CONFLITTI D'INTERESSE?
Sui conflitti d’interessi, il rapporto racconta un fatto mai nascosto dall’Iit. Ovvero che nel suo Consiglio ci sono manager della finanza e dell’industria internazionale. Scelta fatta appositamente per creare un legame stretto fra l’Istituto e il mondo delle imprese private. Ma che secondo la Cattaneo è gravida di rischi. «In assenza di una reale valutazione indipendente dell’operato di Iit», argomenta la scienziata, «chi può assicurare che i fondi non vengano destinati a progetti in cui queste persone hanno interessi?».

Tra coloro a cui si fa riferimento c’è ad esempio Pietro Guindani di Vodafone Italia, Elena Zambon dell’omonima azienda farmaceutica, Carlo Rosa di Diasorin, Mauro Moretti di Finmeccanica, Francesco Starace di Enel, Giuseppe Recchi di Telecom, Vittorio Terzi di McKinsey.

IL CASO GRILLI
Il nome su cui il rapporto si concentra maggiormente è quello di Vittorio Grilli, ex ministro delle Finanze nel governo Monti, ora in forza alla banca d’affari americana JP Morgan. Motivo del conflitto d’interessi? Nelle casse di Iit sono confluiti 130 milioni del patrimonio della Fondazione Iri, smantellata dallo Stato nel 2008. «In quell’anno», sottolinea la Cattaneo, «Vittorio Grilli era presidente dell’Iit, direttore generale del ministero dell’Economia e membro del cda della Fondazione Iri». Conflitto inesistente, secondo l’Iit, visto che la Fondazione Iri era pubblica, così come lo è l’Istituto, e Grilli in qualità di dipendente del ministero dell’Economia all’epoca vigilava su entrambi gli enti.

ANCHE LA CATTANEO SOTTO ACCUSA
Da quando ha iniziato a criticare la scelta di affidare il progetto del dopo Expo all’Iit, anche la Cattaneo si è dovuta difendere da qualche accusa. In particolare da quella di essere lei stessa al centro di un conflitto d’interessi. Come ha riportato “La Stampa” a fine marzo, la scienziata ha infatti firmato un emendamento inserito nell’ultima legge di Stabilità, che istituisce un fondo chiamato “Progetto Genomi Italia”. Al quale sono stati assegnati 15 milioni di euro per tre anni.

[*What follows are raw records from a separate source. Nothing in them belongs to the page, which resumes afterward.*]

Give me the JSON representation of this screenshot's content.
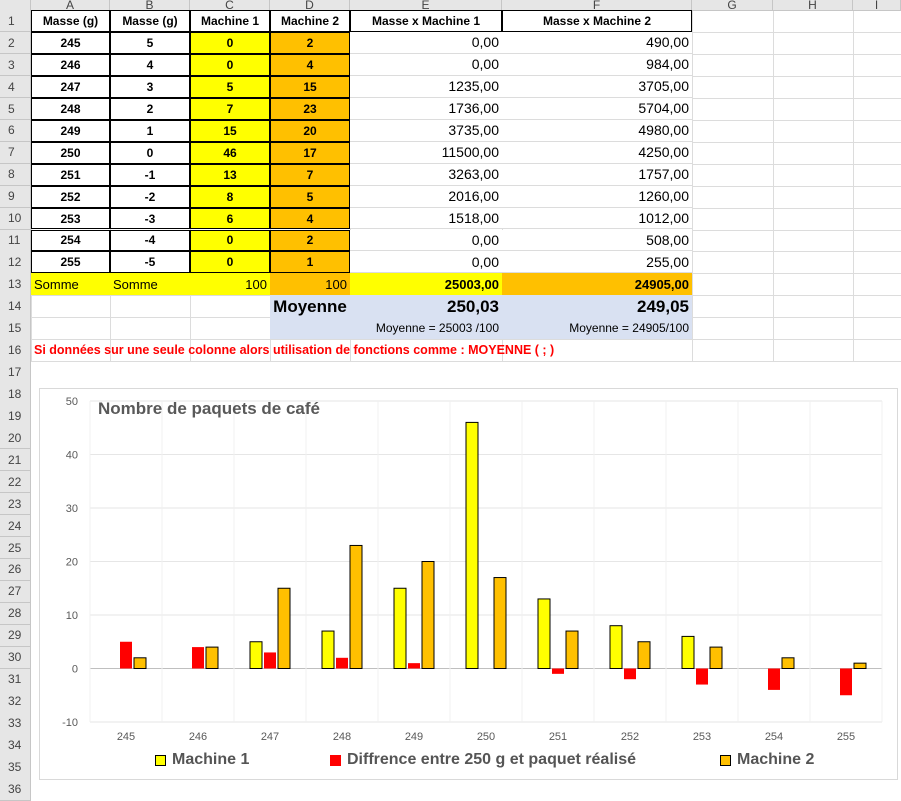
{
  "columns": [
    "A",
    "B",
    "C",
    "D",
    "E",
    "F",
    "G",
    "H",
    "I"
  ],
  "rows": [
    "1",
    "2",
    "3",
    "4",
    "5",
    "6",
    "7",
    "8",
    "9",
    "10",
    "11",
    "12",
    "13",
    "14",
    "15",
    "16",
    "17",
    "18",
    "19",
    "20",
    "21",
    "22",
    "23",
    "24",
    "25",
    "26",
    "27",
    "28",
    "29",
    "30",
    "31",
    "32",
    "33",
    "34",
    "35",
    "36"
  ],
  "headers": [
    "Masse (g)",
    "Masse (g)",
    "Machine 1",
    "Machine 2",
    "Masse x Machine 1",
    "Masse x Machine 2"
  ],
  "table": [
    [
      "245",
      "5",
      "0",
      "2",
      "0,00",
      "490,00"
    ],
    [
      "246",
      "4",
      "0",
      "4",
      "0,00",
      "984,00"
    ],
    [
      "247",
      "3",
      "5",
      "15",
      "1235,00",
      "3705,00"
    ],
    [
      "248",
      "2",
      "7",
      "23",
      "1736,00",
      "5704,00"
    ],
    [
      "249",
      "1",
      "15",
      "20",
      "3735,00",
      "4980,00"
    ],
    [
      "250",
      "0",
      "46",
      "17",
      "11500,00",
      "4250,00"
    ],
    [
      "251",
      "-1",
      "13",
      "7",
      "3263,00",
      "1757,00"
    ],
    [
      "252",
      "-2",
      "8",
      "5",
      "2016,00",
      "1260,00"
    ],
    [
      "253",
      "-3",
      "6",
      "4",
      "1518,00",
      "1012,00"
    ],
    [
      "254",
      "-4",
      "0",
      "2",
      "0,00",
      "508,00"
    ],
    [
      "255",
      "-5",
      "0",
      "1",
      "0,00",
      "255,00"
    ]
  ],
  "sum_row": {
    "a": "Somme",
    "b": "Somme",
    "c": "100",
    "d": "100",
    "e": "25003,00",
    "f": "24905,00"
  },
  "avg_row": {
    "label": "Moyenne",
    "e": "250,03",
    "f": "249,05"
  },
  "avg_formula": {
    "e": "Moyenne = 25003 /100",
    "f": "Moyenne = 24905/100"
  },
  "note": "Si données sur une seule colonne alors utilisation de fonctions comme : MOYENNE ( ;  )",
  "colors": {
    "machine1": "#ffff00",
    "machine2": "#ffc000",
    "diff": "#ff0000",
    "avg_bg": "#d9e1f2",
    "note": "#ff0000"
  },
  "chart_data": {
    "type": "bar",
    "title": "Nombre de paquets de café",
    "categories": [
      "245",
      "246",
      "247",
      "248",
      "249",
      "250",
      "251",
      "252",
      "253",
      "254",
      "255"
    ],
    "series": [
      {
        "name": "Machine 1",
        "values": [
          0,
          0,
          5,
          7,
          15,
          46,
          13,
          8,
          6,
          0,
          0
        ]
      },
      {
        "name": "Diffrence entre 250 g et paquet réalisé",
        "values": [
          5,
          4,
          3,
          2,
          1,
          0,
          -1,
          -2,
          -3,
          -4,
          -5
        ]
      },
      {
        "name": "Machine 2",
        "values": [
          2,
          4,
          15,
          23,
          20,
          17,
          7,
          5,
          4,
          2,
          1
        ]
      }
    ],
    "yticks": [
      "50",
      "40",
      "30",
      "20",
      "10",
      "0",
      "-10"
    ],
    "ylim": [
      -10,
      50
    ],
    "grid": "on",
    "legend": "bottom"
  }
}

Il problema, secondo i critici, risiede nel triplo ruolo della senatrice: firmataria della legge; membro della Commissione che deciderà l’utilizzo dei fondi; collaboratrice dell’Ingm (Istituto nazionale di genomica molecolare), potenziale beneficiario dei soldi pubblici. Un’accusa che fa sbottare la Cattaneo. La quale contrattacca: «La Commissione di cui faccio parte deciderà condizioni e obiettivi del progetto: la scelta sui beneficiari dei fondi spetterà invece a un’altra commissione, che deve ancora essere formata. Inoltre io lavoro per l’Università di Milano, non per l’Ingm. E comunque, a differenza di quanto avvenuto con l’Iit per il dopo Expo, il Progetto Genomi Italia è aperto a tutti, non è stato assegnato per decreto a un ente specifico».

SCIENZE POLITICHE
La polemica, insomma, ha assunto i toni infuocati del dibattito politico, più che la pacatezza del confronto scientifico. Ma è proprio la capacità di fare scienza uno dei parametri più importanti per capire se Iit è il soggetto adatto a prendere in mano le chiavi del dopo Expo. Anche qui, ovviamente, i pareri divergono.

L’Istituto sostiene di aver già raggiunto, nonostante i soli dieci anni di attività effettiva, un livello buono. Per dimostrarlo cita i circa 100 brevetti concessi, le 11 startup costituite, i sei laboratori avviati insieme a imprese e istituzioni internazionali. E poi le pubblicazioni: secondo l’indice internazionale Fwci, tra il 2010 e il 2014 l’Istituto italiano di tecnologia ha raggiunto risultati simili a quelli dell’americano Mit.

La Cattaneo sostiene però che «questi numeri non spiegano se l’Iit è adatto a gestire un centro di ricerche sulle scienze della vita: in qualche ambito, come le nanotecnologie, l’Istituto ha degli ottimi valori, ma in altri no, e certamente non in quelli di cui si occuperà lo Human Technopole». Falso, ribatte l’Iit, che cita a suo favore l’ultima valutazione condotta da Anvur: secondo l’Agenzia nazionale di valutazione del sistema universitario e della ricerca, nelle scienze biologiche l’Istituto è risultato primo fra i sette enti in classifica.

Insomma, il caso ha tutta l’aria di essere appena iniziato. Anche se il pallino in mano ce l’ha il governo. E Renzi, finora, non ha dato cenno di voler tornare sui suoi passi.